Hypernormalisation – new documentary by Adam Curtis, his usual provocative and startling reflection on how we got to the mess we’re in, this time taking in Donald Trump, the failure of the West’s Middle East policy, and the dawn of a post-truth world.

Cats – a new version (I saw the original London production in the 1980s, with Brian Blessed as Old Deuteronomy), which marked our delighted grand-daughter’s introduction to musical theatre. Packed full of great music and great dancing, and some strong performances,

Polymnia 10th anniversary concert, with Lesley Garrett – a pleasure and an honour to perform alongside her.

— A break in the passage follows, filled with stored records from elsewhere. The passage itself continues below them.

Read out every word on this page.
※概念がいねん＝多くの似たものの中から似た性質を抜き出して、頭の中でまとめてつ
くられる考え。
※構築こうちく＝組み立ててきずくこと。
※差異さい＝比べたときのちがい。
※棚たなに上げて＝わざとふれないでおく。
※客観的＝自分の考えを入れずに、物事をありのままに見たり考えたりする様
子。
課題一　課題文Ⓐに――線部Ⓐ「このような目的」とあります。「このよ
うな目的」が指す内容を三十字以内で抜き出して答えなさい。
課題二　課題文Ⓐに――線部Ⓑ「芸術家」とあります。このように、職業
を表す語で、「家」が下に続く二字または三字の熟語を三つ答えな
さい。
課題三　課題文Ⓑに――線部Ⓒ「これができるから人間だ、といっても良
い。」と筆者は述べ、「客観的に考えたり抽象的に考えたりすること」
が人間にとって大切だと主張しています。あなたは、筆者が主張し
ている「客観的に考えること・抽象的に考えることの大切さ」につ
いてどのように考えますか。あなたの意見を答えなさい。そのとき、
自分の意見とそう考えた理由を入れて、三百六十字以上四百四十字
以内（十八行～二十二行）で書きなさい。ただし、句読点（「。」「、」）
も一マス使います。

Words are my matter – new collection of essays and talks by Ursula Le Guin. I particularly liked the following: “Reading is not as passive as hearing or viewing. It’s an act: you do it. You read at your pace, your own speed, not the ceaseless, incoherent, gabbling shouting rush of the media. You take in what you can and want to take in, not what they shove at you fast and hard and loud in order to overwhelm and control you…. And though you’re usually alone when you read, you are in communion with another mind. You aren’t being brainwashed or co-opted or used; you’ve joined in an act of the imagination.… Reading is a means of listening…. Listening is an act of community, which takes space, time, and silence.” So obvious, and yet (as I've previously posted) some of my colleagues continue to categorise reading as an “essentially passive” form of learning activity. What terribly dull and boring texts they must be reading. Or writing.